Recently, I’ve seen a lot of television ads for Aricept, so I thought the Alzheimer’s drugs would be a good topic to write about. Neurons communicate with one another by sending impulses across synapses and the synapses do this with chemicals (that are called neurotransmitters). There are a variety of neurotransmitters in different regions of the brain, one of them being acetylcholine, which is used the hippocampus (a region important in memory storage and retrieval).
Acetylcholine is destroyed by the enzyme cholinesterase. Aricept works by blocking the action of cholinesterase (thus is called a cholinesterase inhibitor). In doing so, it raises brain levels of acetylcholine. The idea is that increasing brain levels of this crucial neurotransmitter will benefit memory and behavior. But because the underlying cause for the loss of neurons continues, the effect of a drug like Aricept only postpones the worsening by about 6 to 12 months. These drugs do not reverse the eventual course of the disease.

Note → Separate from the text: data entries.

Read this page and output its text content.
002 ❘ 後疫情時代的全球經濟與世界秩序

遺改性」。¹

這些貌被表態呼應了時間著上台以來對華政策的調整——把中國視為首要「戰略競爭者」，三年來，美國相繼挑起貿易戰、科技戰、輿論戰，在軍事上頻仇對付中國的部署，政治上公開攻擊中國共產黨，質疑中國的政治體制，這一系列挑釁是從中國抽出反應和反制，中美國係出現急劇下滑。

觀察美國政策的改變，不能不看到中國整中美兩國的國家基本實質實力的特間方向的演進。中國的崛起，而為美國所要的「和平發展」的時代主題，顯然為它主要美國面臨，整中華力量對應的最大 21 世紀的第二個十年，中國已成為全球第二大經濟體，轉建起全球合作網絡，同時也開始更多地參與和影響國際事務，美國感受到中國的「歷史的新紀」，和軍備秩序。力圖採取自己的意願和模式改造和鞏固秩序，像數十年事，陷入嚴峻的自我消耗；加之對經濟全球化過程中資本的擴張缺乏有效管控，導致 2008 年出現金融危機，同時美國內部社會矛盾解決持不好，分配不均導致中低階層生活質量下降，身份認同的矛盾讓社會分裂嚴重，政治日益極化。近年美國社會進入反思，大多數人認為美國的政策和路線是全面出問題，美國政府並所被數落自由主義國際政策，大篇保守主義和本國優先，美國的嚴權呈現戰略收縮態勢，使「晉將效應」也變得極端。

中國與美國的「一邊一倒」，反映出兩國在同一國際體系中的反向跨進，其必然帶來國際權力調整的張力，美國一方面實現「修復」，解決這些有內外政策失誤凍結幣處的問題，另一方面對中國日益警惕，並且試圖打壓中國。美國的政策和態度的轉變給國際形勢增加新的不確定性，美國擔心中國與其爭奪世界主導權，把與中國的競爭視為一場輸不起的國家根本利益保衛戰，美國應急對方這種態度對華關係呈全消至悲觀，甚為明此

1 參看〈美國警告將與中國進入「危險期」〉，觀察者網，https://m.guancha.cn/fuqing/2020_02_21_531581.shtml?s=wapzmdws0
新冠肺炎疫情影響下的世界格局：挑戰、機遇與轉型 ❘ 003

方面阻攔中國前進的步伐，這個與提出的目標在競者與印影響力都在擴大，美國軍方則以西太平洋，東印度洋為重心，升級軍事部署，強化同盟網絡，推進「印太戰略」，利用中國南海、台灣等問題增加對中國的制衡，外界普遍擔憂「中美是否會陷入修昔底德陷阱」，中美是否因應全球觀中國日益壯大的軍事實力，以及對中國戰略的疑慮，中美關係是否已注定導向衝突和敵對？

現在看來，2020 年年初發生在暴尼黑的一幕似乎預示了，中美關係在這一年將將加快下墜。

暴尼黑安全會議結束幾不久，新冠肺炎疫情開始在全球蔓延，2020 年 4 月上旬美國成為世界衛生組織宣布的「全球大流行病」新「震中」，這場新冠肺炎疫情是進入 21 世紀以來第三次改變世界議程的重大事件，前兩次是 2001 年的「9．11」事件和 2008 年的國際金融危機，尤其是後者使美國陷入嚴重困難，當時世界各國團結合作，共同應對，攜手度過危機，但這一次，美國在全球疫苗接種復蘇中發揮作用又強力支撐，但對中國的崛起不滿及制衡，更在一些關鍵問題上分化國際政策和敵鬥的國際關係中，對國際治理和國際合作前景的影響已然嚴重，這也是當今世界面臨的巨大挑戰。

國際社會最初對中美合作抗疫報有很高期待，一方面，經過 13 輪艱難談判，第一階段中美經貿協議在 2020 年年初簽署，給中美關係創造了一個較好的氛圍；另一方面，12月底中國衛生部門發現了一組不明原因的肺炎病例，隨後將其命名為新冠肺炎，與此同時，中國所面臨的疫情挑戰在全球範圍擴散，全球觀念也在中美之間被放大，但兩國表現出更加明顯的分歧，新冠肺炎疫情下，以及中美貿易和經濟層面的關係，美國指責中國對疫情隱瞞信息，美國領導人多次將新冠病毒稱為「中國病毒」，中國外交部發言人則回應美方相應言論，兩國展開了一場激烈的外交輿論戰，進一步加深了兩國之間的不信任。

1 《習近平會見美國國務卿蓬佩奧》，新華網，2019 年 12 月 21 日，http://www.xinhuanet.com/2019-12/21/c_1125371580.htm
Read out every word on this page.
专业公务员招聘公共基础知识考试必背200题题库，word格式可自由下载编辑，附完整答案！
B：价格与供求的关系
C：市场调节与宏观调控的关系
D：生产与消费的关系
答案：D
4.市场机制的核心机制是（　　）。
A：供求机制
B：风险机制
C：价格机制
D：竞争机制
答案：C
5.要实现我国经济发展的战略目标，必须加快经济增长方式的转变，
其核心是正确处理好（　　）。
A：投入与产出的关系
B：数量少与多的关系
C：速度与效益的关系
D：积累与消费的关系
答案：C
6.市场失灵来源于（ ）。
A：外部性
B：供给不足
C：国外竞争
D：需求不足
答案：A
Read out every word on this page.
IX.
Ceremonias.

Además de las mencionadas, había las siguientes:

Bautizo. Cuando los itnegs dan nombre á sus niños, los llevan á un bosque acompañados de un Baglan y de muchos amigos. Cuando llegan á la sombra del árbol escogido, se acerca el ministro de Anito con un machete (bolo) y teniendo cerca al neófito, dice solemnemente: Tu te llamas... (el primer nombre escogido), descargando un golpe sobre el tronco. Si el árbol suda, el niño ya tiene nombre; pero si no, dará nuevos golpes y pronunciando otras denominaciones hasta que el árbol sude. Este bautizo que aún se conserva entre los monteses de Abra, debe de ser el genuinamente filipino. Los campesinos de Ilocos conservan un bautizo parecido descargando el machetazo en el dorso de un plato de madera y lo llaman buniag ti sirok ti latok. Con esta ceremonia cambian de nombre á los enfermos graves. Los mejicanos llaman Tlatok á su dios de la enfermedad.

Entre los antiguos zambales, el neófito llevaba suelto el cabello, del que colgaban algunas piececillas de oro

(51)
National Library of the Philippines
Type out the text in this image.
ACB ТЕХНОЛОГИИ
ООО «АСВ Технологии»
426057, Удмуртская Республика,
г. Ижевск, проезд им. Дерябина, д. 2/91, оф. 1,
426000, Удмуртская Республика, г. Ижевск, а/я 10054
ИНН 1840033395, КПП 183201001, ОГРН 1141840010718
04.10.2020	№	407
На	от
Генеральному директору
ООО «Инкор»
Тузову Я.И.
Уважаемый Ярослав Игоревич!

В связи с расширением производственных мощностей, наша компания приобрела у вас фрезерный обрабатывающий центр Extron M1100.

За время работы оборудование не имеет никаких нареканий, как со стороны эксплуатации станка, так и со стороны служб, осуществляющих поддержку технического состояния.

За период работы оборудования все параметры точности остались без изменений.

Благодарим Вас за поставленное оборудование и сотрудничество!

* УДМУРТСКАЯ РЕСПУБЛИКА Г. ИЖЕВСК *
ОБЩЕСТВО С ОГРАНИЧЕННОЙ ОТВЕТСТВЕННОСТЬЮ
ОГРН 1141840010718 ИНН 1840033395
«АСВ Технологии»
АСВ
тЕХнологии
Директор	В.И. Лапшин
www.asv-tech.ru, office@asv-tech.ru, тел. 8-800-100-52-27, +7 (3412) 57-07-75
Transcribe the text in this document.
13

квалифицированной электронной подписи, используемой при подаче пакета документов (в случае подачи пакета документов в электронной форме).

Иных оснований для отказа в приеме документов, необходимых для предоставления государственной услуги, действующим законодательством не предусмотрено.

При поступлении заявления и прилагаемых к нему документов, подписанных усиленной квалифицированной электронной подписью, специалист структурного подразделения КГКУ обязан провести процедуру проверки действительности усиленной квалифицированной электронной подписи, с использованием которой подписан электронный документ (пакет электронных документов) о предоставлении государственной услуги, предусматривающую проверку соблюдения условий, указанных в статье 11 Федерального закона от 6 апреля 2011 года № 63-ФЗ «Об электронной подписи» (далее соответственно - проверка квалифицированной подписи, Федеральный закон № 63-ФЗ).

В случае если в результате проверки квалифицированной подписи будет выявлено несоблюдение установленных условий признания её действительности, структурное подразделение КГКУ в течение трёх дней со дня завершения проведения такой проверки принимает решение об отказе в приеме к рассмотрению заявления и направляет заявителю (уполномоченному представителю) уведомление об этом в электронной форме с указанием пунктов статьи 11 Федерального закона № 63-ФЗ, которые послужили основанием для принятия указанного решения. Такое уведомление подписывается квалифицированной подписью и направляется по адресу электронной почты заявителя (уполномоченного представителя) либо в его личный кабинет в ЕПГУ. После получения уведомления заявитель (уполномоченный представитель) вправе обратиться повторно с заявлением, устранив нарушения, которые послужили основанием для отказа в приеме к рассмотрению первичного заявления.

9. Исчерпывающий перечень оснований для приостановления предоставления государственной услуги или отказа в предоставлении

Other anti-alzheimer drugs are Exelon and Razadyne. Because of varying side effects and possible interactions with other medications, doctors may try different cholinesterase inhibitors until the most effective one is found for the individual. Namenda regulates glutamate, another neurotransmitter which plays a key role in processing information.
When you take a pill it is adsorbed from your gut and then goes everywhere in the body rather than exclusively to the target, like the brain. Acetylcholine is necessary not only for some brain regions, but also in various nerves that control the heart, gut, bladder, and a variety of other function. This is why the undesirable side-effects of anticholinesterase inhibitors are so wide spread.